À cela s'ajoute la question des périodes de vulnérabilité. Lorsque l'on parle de responsabilité transgénérationnelle, on fait référence à la femme enceinte et à la petite enfance. Alors qu'il est conseillé aux femmes enceintes ou allaitantes de ne prendre aucun médicament sans avis médical, chacune d'elle, comme toutes les femmes en âge de procréer, se trouve littéralement contaminée par des centaines de molécules étrangères à son corps, dont beaucoup traversent la légendaire barrière placentaire et viennent s'accumuler dans le liquide amniotique.

Il ne s'agit pas de dire que chaque enfant qui naît est contaminé par les perturbateurs endocriniens : c'est chaque enfant conçu qui est contaminé !

Certes, les produits chimiques mis sur le marché ne contiennent pas nécessairement des perturbateurs endocriniens. Mais le fait est que l'on ignore l'étendue des dégâts : on en a testé si peu !

Ce n'est plus une hypothèse, c'est désormais un dogme, entré dans la littérature scientifique : les maladies de l'adulte peuvent avoir une origine congénitale. On sait que les neuf mois de la vie intra-utérine sont une période qui déterminera la santé de l'enfant, de l'adolescent, de l'adulte et même du vieillard.

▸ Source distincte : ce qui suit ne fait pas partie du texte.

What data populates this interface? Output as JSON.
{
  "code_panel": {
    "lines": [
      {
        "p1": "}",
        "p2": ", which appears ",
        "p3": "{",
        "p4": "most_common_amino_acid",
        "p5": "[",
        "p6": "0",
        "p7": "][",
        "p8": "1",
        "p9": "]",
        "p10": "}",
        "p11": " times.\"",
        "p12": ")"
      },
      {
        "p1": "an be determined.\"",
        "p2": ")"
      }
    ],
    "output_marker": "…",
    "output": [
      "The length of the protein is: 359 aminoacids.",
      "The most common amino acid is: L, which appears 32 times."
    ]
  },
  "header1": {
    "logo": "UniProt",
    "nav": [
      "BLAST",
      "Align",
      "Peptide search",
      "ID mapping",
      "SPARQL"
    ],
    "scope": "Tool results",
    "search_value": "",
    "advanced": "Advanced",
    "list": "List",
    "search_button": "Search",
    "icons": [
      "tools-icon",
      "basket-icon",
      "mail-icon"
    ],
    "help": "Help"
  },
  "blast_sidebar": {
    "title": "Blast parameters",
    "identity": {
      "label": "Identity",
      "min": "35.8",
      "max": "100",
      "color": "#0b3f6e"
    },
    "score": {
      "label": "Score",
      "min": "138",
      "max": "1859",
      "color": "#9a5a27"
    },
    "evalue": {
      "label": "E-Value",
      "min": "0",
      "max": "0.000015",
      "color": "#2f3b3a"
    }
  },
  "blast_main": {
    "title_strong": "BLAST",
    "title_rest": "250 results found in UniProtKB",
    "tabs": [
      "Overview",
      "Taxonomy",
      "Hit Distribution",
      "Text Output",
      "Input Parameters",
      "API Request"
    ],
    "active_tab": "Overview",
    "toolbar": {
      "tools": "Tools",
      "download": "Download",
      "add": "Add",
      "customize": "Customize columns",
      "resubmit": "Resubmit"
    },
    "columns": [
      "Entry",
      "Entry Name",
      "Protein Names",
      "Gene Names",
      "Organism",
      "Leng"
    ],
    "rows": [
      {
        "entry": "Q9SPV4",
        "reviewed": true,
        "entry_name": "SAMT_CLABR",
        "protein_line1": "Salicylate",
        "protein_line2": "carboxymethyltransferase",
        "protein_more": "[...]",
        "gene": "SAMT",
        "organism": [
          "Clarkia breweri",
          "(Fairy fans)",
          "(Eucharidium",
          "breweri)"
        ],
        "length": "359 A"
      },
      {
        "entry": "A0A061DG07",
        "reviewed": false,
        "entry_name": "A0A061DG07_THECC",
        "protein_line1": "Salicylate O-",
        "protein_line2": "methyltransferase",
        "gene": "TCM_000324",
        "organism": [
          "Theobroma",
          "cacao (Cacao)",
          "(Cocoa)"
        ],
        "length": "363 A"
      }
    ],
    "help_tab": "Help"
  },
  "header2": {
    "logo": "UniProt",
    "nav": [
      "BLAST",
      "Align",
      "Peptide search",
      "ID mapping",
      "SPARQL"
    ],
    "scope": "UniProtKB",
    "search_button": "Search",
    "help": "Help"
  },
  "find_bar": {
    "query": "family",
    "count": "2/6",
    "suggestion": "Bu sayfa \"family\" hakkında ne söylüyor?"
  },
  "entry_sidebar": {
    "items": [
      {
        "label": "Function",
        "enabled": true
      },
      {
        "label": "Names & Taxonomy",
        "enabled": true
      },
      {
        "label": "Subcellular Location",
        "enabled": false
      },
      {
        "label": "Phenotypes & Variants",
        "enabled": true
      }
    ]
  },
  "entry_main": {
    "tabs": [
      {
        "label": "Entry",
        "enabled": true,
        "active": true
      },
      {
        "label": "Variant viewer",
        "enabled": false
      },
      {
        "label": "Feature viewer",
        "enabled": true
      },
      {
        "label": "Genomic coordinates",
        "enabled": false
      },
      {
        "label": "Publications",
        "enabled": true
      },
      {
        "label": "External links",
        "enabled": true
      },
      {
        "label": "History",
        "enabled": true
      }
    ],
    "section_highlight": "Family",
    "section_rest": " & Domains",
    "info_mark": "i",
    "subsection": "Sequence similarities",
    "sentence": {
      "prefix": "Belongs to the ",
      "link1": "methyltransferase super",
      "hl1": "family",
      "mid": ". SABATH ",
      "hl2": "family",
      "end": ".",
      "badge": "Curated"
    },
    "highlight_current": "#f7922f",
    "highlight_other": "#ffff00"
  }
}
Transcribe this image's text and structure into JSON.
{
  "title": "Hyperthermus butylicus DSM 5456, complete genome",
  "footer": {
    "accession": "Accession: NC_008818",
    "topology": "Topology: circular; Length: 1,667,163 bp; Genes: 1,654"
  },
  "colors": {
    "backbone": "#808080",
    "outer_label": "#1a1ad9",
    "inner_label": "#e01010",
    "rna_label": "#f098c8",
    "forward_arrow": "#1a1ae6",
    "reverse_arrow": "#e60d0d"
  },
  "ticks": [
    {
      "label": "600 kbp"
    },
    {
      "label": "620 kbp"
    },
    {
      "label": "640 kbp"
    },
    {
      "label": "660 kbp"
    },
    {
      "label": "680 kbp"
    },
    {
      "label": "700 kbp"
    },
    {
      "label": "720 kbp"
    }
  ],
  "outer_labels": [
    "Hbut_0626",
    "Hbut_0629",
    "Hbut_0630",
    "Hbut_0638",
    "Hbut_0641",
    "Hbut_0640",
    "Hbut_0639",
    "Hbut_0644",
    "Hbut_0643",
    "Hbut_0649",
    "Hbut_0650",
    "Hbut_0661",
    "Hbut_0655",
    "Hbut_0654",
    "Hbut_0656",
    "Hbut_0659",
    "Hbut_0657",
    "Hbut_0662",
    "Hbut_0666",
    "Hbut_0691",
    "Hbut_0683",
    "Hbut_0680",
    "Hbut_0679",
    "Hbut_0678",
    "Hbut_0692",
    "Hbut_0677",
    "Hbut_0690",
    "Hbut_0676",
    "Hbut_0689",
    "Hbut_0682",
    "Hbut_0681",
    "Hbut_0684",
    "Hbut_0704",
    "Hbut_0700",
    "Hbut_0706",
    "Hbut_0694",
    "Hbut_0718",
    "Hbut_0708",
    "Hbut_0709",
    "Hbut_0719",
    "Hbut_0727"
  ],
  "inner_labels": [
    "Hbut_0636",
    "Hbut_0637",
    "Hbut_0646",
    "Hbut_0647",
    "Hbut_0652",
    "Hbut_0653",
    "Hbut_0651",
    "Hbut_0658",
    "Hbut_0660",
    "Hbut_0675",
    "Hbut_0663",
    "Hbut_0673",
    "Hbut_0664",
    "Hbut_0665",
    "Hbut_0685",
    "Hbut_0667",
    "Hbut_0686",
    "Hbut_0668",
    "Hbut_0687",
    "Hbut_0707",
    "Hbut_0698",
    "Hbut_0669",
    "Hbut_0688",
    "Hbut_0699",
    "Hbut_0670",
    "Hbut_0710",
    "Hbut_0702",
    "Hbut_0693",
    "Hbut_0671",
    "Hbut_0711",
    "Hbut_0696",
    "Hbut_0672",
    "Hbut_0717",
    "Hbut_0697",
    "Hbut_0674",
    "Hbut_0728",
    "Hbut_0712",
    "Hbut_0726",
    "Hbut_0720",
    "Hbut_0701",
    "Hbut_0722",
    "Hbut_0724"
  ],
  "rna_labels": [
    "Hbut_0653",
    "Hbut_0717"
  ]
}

Il faut donc protéger la femme enceinte. Faute de quoi, les dépenses de santé exploseront – c'est déjà le cas. Des études, encore trop peu nombreuses, paraissent sur le lien entre les maladies neurodégénératives et l'exposition aux perturbateurs endocriniens. Par ailleurs, il a été démontré que l'exposition intra-utérine au DDT multipliait par 15,5 le risque de cancer du sein à l'âge de cinquante ans. Les exemples sont pléthore.

Il faut dire qu'il est difficile de légiférer et de réglementer dans un contexte où la science avance rapidement. Il y a vingt ans, on parlait peu d'épigénétique. Désormais, on sait que l'environnement affecte l'expression des gènes via les mécanismes génétiques.

Je suis particulièrement préoccupée par l'augmentation des maladies neurodéveloppementales : maladies du spectre autistique, hyperactivité avec déficit attentionnel (Attention deficit hyperactivity discorder — ADHD). La baisse du QI est bien documentée dans certains pays, où des études ont mis en évidence la relation entre l'exposition in utero à des substances et le QI de l'enfant parvenu à l'âge de sept ans. En France, nous manquons de statistiques sur l'autisme et sur l'ADHD.

On a estimé que la baisse du QI et le risque augmenté de spectre autistique induits par trois substances représentaient un coût de 150 milliards d'euros par an… Et cela ne prend que peu en compte les problèmes rencontrés par les familles ou par la communauté enseignante.

La question de la santé environnementale, que je vous remercie d'avoir posée dans le cadre de la révision des lois de bioéthique, est cruciale pour comprendre l'explosion actuelle des maladies.